По мнению генерального директора «Газпромэнергохолдинга» Дениса Федорова, модернизация российской энергетики – тема, обсуждение которой в отрасли и в СМИ идет уже около трех лет и от которой все в большей степени устали, нежели продвинулись в решении стоящей задачи. При этом он отмечает, что процесс сегодня идет едва ли благодаря чему бы то ни было и чуть ли не вопреки всему, что делается в отрасли. Предлагаем вашему вниманию текст его выступления на конференции, проходившей в рамках выставки Russia Power.
Россия – страна с большим объемом потребления электроэнергии и тепла. Мы пятый в мире рынок по установленной мощности по состоянию на 2012 год, страна, в которой с 2006 года идет национальный проект модернизации, напрямую связанный с реформой электроэнергетики. Сегодняшний результат реформы и проекта модернизации можно назвать ощутимым, приведя в качестве аргумента хотя бы только объем привлеченных в отрасль инвестиций, который составляет порядка 40 млрд. долларов США. Наверное, ни одна другая отрасль российской экономики не может похвастаться такой компетенцией. У нас присутствуют три крупные иностранные компании-инвесторы – Enel, E.On и «Фортум». Кроме этого можно назвать «ОНЭКСИМ» Прохорова и две крупные государственные компании – «Интер РАО» и Газпром. Таких качественных инвесторов, как в российской электроэнергетике, наверное, нет ни в одной другой отрасли.

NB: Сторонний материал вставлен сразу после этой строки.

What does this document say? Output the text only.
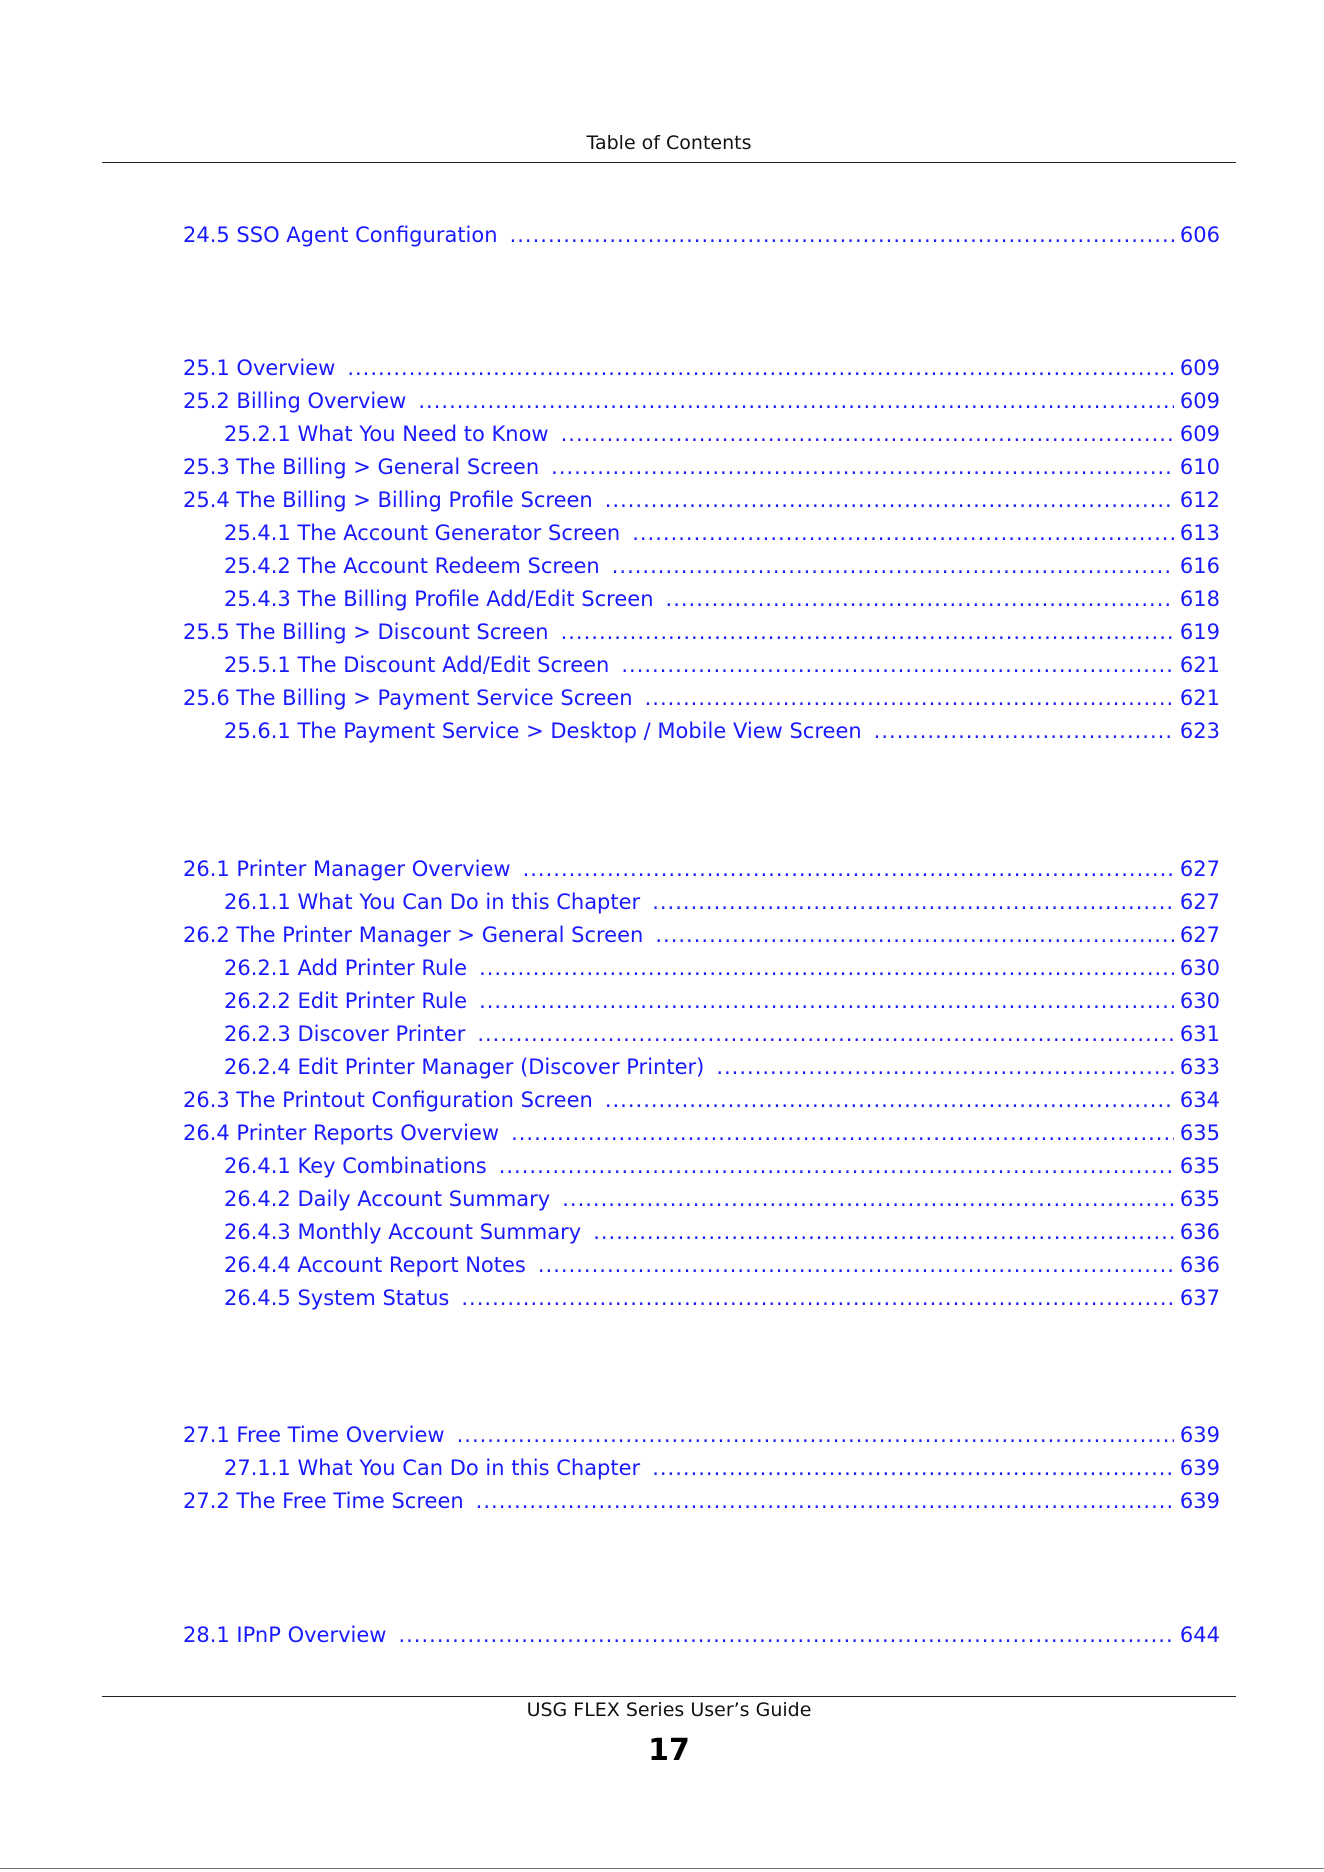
Table of Contents
24.5 SSO Agent Configuration .....	606
25.1 Overview .....	609
25.2 Billing Overview .....	609
25.2.1 What You Need to Know .....	609
25.3 The Billing > General Screen .....	610
25.4 The Billing > Billing Profile Screen .....	612
25.4.1 The Account Generator Screen .....	613
25.4.2 The Account Redeem Screen .....	616
25.4.3 The Billing Profile Add/Edit Screen .....	618
25.5 The Billing > Discount Screen .....	619
25.5.1 The Discount Add/Edit Screen .....	621
25.6 The Billing > Payment Service Screen .....	621
25.6.1 The Payment Service > Desktop / Mobile View Screen .....	623
26.1 Printer Manager Overview .....	627
26.1.1 What You Can Do in this Chapter .....	627
26.2 The Printer Manager > General Screen .....	627
26.2.1 Add Printer Rule .....	630
26.2.2 Edit Printer Rule .....	630
26.2.3 Discover Printer .....	631
26.2.4 Edit Printer Manager (Discover Printer) .....	633
26.3 The Printout Configuration Screen .....	634
26.4 Printer Reports Overview .....	635
26.4.1 Key Combinations .....	635
26.4.2 Daily Account Summary .....	635
26.4.3 Monthly Account Summary .....	636
26.4.4 Account Report Notes .....	636
26.4.5 System Status .....	637
27.1 Free Time Overview .....	639
27.1.1 What You Can Do in this Chapter .....	639
27.2 The Free Time Screen .....	639
28.1 IPnP Overview .....	644
USG FLEX Series User’s Guide
17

Несмотря на все трудности и неприятности, которые были, тем не менее сегодня мы можем говорить о либерализации большей части российского рынка электроэнергетики. При этом мы понимаем, что у нас остались регулируемые договора в республиках Северного Кавказа, остались регулируемые договора по населению, что составляет примерно 20% суммарного объема рынка, но мы можем сказать практически о полной реализации рынка для промышленных потребителей. Все сказанное выше – хорошие аргументы в споре с теми, кто говорит о провале реформы отрасли. Приведенные мною примеры красноречиво говорят, что реформа достигла некой точки, ради которой она задумывалась. Сомневающиеся в моих словах могут читать первоисточники – проект реформы.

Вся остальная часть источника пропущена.